Do we really desire to coerce others to fulfill our basest expectations of humanity? Modern management classifies employees as "resources", and so they are treated, and so they behave (if they are indeed caught up in that definition of their professional life). Do any of you really see yourselves as a resource? Is your life distilled into a walking sack of raw materials to be mined? Neither people, nor their organizations are resources. They are living systems engaged in a sometimes fierce, but always passionate collaboration, and their mutual influence and interdependency creates effects that cannot be predicted by any level of examination of the parts or the interactions. Organizations that have predictable workforces have sold the soul of creativity, stripped the spirit from life, and duped their employees into squandering their existence. Such organizations are mere machines, and more enlightened enterprises, composed of people who relish life and think for themselves are engendering organic collective behaviors that will make them so flexible as to be invincible by comparison.

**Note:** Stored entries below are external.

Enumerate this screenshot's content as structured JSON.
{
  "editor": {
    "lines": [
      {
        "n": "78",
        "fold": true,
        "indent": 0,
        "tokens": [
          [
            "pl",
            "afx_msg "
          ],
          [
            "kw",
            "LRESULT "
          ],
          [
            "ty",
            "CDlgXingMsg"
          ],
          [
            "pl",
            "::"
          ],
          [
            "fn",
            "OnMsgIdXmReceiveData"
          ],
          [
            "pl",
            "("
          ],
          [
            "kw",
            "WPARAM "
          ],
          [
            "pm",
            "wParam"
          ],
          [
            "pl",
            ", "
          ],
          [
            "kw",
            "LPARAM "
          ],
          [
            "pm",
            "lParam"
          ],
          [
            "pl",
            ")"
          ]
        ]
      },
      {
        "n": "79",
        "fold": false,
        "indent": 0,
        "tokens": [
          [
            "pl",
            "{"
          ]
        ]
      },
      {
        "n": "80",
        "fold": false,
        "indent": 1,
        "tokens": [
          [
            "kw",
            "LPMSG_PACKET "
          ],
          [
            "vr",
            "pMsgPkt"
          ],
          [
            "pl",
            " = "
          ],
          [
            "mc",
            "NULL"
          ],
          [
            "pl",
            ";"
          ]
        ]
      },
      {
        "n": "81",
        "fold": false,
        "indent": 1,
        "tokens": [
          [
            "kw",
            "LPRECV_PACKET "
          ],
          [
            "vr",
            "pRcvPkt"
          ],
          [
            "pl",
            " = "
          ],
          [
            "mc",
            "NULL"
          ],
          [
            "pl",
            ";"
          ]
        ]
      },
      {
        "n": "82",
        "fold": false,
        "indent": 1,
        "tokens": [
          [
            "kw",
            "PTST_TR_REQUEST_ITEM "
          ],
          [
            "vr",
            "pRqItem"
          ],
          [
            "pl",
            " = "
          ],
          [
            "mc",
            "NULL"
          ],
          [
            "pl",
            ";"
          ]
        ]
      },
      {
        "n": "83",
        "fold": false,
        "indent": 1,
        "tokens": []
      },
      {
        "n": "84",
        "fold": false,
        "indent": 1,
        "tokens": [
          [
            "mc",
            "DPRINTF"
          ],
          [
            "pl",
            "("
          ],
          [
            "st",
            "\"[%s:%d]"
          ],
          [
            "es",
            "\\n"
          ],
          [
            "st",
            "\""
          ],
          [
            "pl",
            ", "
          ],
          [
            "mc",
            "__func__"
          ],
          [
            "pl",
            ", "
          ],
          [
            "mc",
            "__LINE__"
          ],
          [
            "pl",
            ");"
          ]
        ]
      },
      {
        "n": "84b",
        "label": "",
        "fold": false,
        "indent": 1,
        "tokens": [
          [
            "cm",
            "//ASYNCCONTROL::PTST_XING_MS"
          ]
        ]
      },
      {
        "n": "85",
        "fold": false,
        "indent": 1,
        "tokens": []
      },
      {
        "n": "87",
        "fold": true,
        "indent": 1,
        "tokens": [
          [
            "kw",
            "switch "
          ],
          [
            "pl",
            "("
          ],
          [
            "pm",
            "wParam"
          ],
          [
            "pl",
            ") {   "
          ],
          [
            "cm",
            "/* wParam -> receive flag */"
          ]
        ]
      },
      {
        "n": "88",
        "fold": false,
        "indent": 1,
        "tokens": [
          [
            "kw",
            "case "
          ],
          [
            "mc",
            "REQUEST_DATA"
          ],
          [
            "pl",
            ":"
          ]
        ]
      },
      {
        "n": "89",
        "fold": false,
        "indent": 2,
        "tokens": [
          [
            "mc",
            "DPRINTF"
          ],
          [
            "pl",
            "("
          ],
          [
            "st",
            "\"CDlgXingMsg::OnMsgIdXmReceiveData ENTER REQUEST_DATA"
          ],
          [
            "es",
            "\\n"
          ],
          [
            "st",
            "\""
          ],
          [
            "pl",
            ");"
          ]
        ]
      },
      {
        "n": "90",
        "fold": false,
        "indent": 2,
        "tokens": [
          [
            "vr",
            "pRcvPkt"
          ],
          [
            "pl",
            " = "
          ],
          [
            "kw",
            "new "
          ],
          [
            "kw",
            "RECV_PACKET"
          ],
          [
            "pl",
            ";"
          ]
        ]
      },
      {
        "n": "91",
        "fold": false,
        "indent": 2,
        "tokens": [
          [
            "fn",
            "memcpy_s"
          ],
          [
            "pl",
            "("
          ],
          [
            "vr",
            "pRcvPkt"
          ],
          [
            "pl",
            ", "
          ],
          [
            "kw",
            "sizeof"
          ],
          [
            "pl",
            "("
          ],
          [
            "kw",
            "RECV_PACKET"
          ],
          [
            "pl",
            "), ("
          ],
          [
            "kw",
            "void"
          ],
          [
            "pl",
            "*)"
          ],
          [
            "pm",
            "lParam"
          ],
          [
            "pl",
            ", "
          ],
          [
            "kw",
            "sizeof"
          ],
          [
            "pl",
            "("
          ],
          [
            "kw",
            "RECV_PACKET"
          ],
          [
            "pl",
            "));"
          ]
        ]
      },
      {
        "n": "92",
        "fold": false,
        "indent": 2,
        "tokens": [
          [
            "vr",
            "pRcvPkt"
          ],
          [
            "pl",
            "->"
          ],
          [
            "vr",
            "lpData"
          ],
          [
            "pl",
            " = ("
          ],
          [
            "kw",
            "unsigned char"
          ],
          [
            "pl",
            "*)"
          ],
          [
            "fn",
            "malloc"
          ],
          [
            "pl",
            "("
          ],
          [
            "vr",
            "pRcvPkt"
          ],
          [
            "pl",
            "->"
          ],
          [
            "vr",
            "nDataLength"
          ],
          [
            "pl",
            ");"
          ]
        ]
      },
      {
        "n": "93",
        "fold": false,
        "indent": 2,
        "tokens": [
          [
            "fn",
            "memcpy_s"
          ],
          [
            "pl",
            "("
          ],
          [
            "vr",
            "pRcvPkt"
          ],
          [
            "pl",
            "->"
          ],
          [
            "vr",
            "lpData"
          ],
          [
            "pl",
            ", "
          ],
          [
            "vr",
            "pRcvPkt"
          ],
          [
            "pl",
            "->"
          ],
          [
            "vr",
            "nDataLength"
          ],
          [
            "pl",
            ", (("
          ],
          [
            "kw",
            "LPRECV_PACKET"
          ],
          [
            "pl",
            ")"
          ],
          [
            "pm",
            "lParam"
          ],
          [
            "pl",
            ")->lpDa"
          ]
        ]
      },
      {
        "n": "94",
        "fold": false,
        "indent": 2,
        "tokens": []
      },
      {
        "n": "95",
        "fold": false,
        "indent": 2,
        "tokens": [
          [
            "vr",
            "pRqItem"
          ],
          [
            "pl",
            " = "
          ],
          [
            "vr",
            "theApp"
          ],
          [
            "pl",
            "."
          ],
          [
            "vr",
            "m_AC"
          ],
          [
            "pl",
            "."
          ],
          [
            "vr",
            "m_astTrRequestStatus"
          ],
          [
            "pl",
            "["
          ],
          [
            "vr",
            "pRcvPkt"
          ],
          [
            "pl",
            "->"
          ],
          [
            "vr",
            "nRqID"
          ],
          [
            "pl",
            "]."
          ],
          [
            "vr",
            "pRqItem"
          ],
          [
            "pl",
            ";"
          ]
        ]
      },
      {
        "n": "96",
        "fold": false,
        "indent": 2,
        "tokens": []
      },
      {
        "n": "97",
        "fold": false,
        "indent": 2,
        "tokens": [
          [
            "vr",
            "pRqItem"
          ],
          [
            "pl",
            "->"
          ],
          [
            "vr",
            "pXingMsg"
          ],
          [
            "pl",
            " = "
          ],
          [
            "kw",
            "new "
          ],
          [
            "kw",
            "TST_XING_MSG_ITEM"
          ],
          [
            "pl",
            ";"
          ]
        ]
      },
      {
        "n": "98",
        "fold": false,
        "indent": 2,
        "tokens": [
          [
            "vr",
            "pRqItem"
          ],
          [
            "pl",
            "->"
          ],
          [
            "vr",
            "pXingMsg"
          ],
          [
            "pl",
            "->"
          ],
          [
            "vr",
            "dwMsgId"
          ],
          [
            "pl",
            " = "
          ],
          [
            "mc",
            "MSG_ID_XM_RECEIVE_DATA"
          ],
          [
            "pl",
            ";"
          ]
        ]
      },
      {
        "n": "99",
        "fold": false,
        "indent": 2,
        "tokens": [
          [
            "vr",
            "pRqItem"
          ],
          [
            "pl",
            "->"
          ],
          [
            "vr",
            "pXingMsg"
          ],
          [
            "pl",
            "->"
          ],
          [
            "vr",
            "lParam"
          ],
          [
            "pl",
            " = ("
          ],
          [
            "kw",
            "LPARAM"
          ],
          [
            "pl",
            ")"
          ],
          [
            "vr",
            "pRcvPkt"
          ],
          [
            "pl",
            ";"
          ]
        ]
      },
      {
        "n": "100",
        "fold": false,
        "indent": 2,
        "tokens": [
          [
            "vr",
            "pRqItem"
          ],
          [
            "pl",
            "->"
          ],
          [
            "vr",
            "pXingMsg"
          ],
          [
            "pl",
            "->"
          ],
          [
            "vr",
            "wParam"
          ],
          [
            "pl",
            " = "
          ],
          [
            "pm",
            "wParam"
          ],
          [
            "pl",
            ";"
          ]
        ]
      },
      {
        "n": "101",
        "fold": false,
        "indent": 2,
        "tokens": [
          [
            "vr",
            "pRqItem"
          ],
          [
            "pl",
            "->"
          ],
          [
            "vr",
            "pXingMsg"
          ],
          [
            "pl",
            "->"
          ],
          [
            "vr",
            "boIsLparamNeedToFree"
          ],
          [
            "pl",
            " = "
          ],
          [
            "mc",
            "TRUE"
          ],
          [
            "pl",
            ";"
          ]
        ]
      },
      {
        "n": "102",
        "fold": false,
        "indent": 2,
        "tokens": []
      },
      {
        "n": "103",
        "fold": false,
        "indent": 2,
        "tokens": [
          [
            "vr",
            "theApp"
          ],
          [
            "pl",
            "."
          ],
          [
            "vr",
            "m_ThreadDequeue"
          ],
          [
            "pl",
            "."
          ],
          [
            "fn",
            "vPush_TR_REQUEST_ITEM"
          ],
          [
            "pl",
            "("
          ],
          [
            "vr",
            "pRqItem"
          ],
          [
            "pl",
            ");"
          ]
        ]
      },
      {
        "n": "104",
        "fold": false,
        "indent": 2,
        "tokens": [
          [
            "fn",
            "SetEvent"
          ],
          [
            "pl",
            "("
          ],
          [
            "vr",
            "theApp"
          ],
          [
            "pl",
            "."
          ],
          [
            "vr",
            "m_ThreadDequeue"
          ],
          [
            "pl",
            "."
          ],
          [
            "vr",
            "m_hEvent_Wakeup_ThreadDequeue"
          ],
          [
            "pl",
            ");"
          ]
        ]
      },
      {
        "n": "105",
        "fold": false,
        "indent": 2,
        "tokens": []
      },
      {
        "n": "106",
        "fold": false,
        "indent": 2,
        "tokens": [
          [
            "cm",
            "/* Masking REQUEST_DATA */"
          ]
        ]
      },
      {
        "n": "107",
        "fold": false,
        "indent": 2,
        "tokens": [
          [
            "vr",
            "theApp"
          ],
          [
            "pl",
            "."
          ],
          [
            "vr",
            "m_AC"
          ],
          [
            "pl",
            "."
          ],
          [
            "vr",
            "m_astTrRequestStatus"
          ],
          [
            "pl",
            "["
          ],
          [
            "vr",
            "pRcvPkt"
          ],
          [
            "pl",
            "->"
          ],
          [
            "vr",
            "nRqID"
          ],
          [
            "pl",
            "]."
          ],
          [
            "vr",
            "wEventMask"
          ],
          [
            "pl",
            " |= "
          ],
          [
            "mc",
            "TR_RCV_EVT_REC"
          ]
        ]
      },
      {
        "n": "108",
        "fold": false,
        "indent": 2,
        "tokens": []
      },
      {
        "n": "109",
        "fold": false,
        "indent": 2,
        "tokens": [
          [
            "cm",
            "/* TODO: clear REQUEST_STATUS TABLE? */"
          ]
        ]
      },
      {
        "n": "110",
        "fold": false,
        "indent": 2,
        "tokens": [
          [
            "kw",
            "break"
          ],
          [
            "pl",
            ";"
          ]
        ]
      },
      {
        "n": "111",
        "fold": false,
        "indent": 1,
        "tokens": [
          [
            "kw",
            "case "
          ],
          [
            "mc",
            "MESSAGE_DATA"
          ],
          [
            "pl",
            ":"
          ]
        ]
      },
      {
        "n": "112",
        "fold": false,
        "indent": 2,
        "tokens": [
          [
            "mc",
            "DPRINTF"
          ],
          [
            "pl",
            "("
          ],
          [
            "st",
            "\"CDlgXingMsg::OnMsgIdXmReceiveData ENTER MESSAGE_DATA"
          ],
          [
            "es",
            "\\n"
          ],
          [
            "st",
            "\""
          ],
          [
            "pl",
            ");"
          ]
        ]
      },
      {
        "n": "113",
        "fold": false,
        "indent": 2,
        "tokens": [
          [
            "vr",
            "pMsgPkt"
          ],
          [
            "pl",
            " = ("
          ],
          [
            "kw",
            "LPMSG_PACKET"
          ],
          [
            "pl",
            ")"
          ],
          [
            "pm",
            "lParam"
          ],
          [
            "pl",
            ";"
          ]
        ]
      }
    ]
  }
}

If you mistrust individuals, you may expect to spend a good portion of your days here pouring energy into systems around you to create, feed and support that world view.

As a further example of duality applied to the enterprise, we can view enterprises as sets of processes generated by the mutual influence of past and future events upon each other along a space-time continuum, or we can see enterprises as sets of snapshot relationships and nodes. It's of value to have many, many models and lenses through which to see the enterprises we work with. An enterprise is a process, a product, a vision, a mission, a proforma, a cybernetic system, etc. A single model, or a comfortable model is inadequate.